Explain My Surprise: Learning Efficient Long-Term Memory by predicting uncertain outcomes

Authors: Artyom Sorokin, Nazar Buzun, Leonid Pugachev, Mikhail Burtsev

NeurIPS 2022 | Conference PDF | Archive PDF | Plain Text | LLM Run Details

Reproducibility Variable Result LLM Response
Research Type Experimental 5 Supervised Learning Experiments; 6 Reinforcement Learning Experiments; Figure 2: Final performance on supervised learning tasks.
Researcher Affiliation Academia Artyom Sorokin AIRI, MIPT Moscow, Russia asorokin@airi.net; Nazar Buzun AIRI Moscow, Russia buzun@airi.net; Leonid Pugachev MIPT Dolgoprudny, Russia puleon@mail.ru; Mikhail Burtsev AIRI, MIPT Moscow, Russia burtsev@airi.net
Pseudocode Yes A pseudocode for RNN Mem UP training is shown in Appendix G.
Open Source Code Yes For more information you can look at our implementation (link in Appendix E).
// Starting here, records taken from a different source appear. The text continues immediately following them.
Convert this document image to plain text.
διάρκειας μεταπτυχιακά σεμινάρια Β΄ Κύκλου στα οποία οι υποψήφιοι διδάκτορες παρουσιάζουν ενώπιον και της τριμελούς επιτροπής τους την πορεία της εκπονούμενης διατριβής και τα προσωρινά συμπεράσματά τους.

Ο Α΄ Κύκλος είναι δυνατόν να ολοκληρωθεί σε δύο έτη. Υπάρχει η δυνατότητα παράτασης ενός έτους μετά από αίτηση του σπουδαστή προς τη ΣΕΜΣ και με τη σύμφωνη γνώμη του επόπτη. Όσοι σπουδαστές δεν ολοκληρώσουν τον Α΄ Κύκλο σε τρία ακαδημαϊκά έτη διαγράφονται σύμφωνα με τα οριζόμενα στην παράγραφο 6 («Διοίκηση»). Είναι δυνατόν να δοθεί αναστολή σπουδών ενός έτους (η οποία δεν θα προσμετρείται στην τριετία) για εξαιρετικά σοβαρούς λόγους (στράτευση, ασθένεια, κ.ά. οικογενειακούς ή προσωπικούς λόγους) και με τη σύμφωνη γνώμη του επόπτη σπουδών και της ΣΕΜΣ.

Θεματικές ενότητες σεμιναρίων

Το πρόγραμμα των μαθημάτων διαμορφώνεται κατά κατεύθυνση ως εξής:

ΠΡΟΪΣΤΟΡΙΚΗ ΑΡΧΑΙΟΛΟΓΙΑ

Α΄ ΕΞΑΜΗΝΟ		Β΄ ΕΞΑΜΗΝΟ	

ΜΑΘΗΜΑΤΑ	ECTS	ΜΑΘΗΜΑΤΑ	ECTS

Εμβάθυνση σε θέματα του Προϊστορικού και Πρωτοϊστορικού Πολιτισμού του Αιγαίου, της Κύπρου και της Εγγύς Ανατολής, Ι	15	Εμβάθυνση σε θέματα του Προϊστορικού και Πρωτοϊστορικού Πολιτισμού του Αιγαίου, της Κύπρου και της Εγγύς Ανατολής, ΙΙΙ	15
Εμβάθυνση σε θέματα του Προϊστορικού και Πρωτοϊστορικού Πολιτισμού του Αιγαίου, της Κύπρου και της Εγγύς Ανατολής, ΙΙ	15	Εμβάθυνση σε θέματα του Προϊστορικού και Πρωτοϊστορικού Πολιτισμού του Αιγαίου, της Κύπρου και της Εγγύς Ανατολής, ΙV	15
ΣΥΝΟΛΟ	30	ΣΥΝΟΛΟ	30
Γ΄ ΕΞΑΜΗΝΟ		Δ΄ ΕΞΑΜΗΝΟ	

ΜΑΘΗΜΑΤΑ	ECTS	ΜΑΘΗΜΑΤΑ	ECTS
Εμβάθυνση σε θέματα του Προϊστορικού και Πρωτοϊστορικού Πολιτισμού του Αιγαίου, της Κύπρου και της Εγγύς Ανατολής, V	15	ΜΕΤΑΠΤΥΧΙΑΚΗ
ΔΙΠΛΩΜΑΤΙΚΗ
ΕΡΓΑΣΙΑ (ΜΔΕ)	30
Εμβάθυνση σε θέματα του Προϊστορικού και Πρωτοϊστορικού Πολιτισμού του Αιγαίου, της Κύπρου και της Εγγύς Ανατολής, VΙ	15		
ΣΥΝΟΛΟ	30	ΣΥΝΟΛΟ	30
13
The second version is also implemented in the code (link in Appendix E).
Open Datasets Yes For evaluation and comparison of our method we use four tasks: Copy [40], Scattered copy, Add [2] and permuted sequential MNIST (p MNIST) [41].
Dataset Splits No The paper specifies training and test dataset sizes (e.g., 'For Copy, Scattered copy and Add tasks train and test datasets have sizes 10K and 1K, for p MNIST 60K and 10K'), but it does not explicitly provide details about a separate validation split or its size/percentage.
Hardware Specification No The paper mentions 'GPU RAM' limitations for a baseline model ('it didn t fit into our GPU RAM') but does not provide specific details on the GPU models, CPU, or other hardware used for running their own experiments.
Software Dependencies No The paper mentions software like 'pytorch library' and 'RLPyt library [46]' but does not provide specific version numbers for these or any other software dependencies.
Experiment Setup Yes In the majority of supervised learning experiments we set rollout length r between 10 and 60 steps. In all Reinforcement Learning experiments r = 1, i.e. recurrent memory is trained without actually using backpropagation through time. In All Experiments gθ is a simple LSTM network with additional input encoder. The encoder E rnn consists of a single fully-connected layer followed by two LSTM-layers with 128 hidden units and dropout probability 0.1. In the Add Task the model is trained with MSE loss... For Mem UP we use the discounted future reward with γ = 0.8 as a prediction target. The memory module gθ is trained with the rollout length of 1 step. In Vizdoom-Two-Colors we set number of targets K = 3.